Better parenting friendly practices at work = better parents?

According to a recent employment survey performed by the Ministry of Manpower, more firms in Singapore are providing flexible work arrangements and leave benefits to help their employees with family commitments. Employees are now expecting and are getting more benefits/arrangements to achieve better work-life balance and generally be happier at work.

While I do appreciate the growing flexibility and options when it comes to parenting-friendly practices, we do need to re-think some of the following parenting choices which are becoming more common.

Going on unpaid leave to accompany their child taking a major exam
Even if the exams are getting tougher or more competitive these days, it is the children who need to go through the exams themselves. Surely the values of self-discipline, self-confidence, independence and responsibility would better help the child tackle the trials of life in the future than having fantastic PSLE scores that are aided by overly concerned parents? How many successful people in life do we know had the best scores back in school?

Working from home to keep an eye on their naughty children
There are many reasons why a child would be naughty or exhibit undesirable behaviour. It could even be a phase that needs no intervention to resolve. I would think the long term solution would be to tackle the root of the problem, instead of circling around our kids and watching like a hawk? The last thing we want to see is our naughty children exhibiting rebellious behavior as a result of our 'good intentions'.

Going on unpaid leave to help a child studying abroad to get used to the new environment
This seems pretty counter-intuitive to me. Studying abroad is a great (and expensive) opportunity for a young, sheltered person to learn independence, stretch themselves and broaden their horizons. Being put in a foreign environment encourages our children to adapt and be excited about new people, experiences and places. However, being physically there takes away the impetus to adapt and explore. Save your money and get used to Skype/Facetime/Google Hangouts!

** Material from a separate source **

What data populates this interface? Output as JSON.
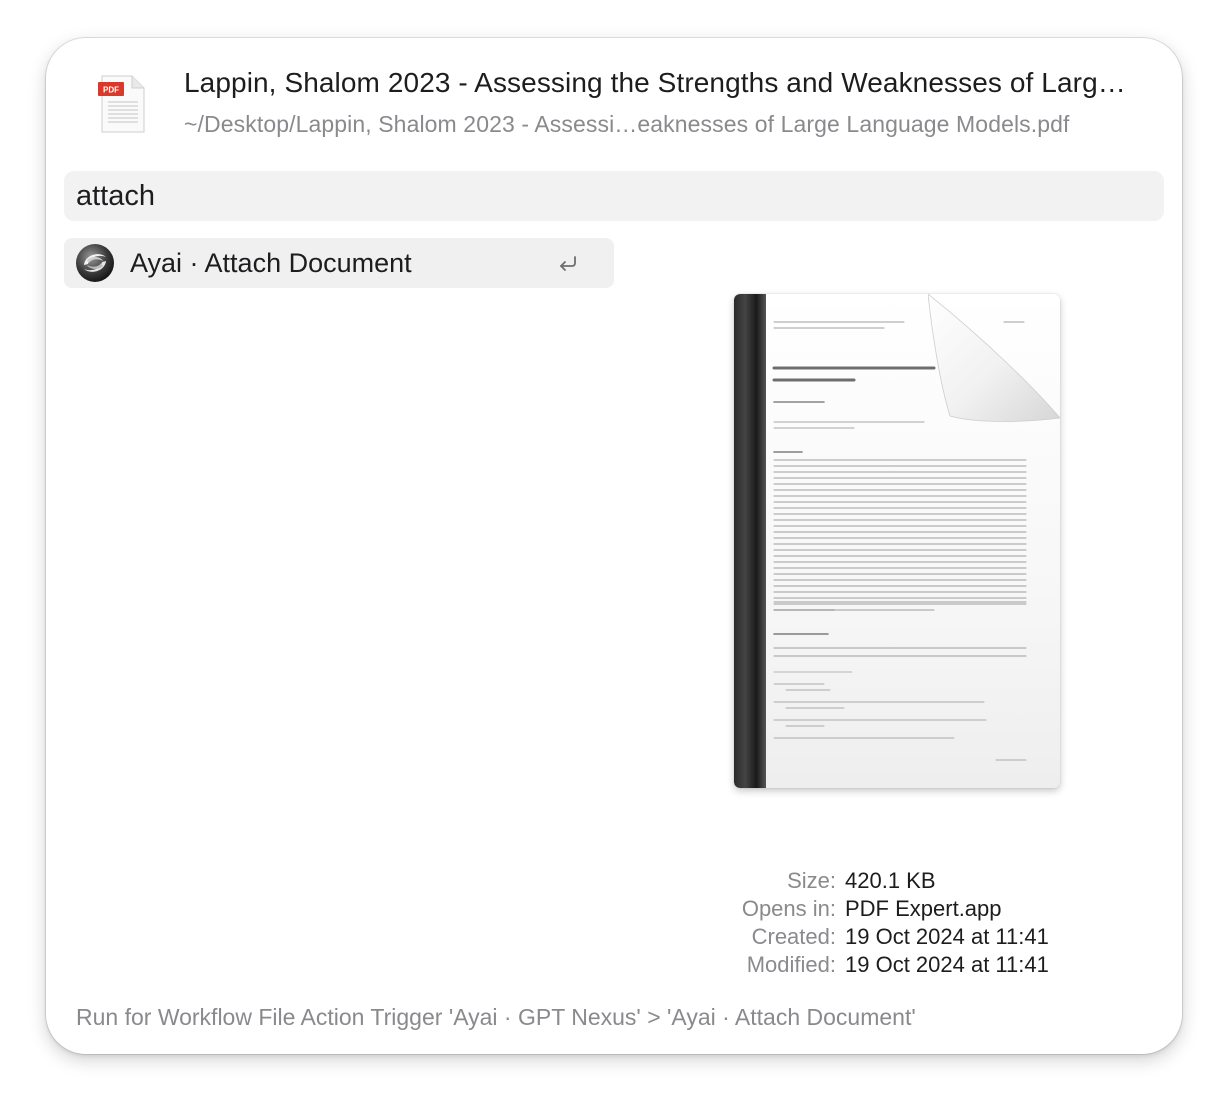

I'm not against parenting-friendly practices don't get me wrong! However, I do think that as parents, we should be with our children at the moments when we are truly needed and appreciated. For example, watching our children perform or compete, nursing them when they fall sick, spending quality time with them when it is not possible on weekends, or just being there to offer our uninterrupted emotional support when they go through a bad patch.

We now have better tools, but are we using them to become better parents?


  1. I'm a FTWM who regularly works from home once a week. Both my parents and in-laws are working full time and I don't have a domestic helper. Working from home, I believe, is not just to keep an eye on the naughty children. In my case, it is to be the primary caregiver to my child (especially infants). Increasingly, there are more families where grandparents are still working (retirement age is now 67!) or unable to care for grandchildren (couples getting married later). Flexible work arrangements are really beneficial for such families, even those with domestic help (not all helpers are confident enough to care for infants). Needless to say, working from home saves a lot of (unproductive) time spent commuting.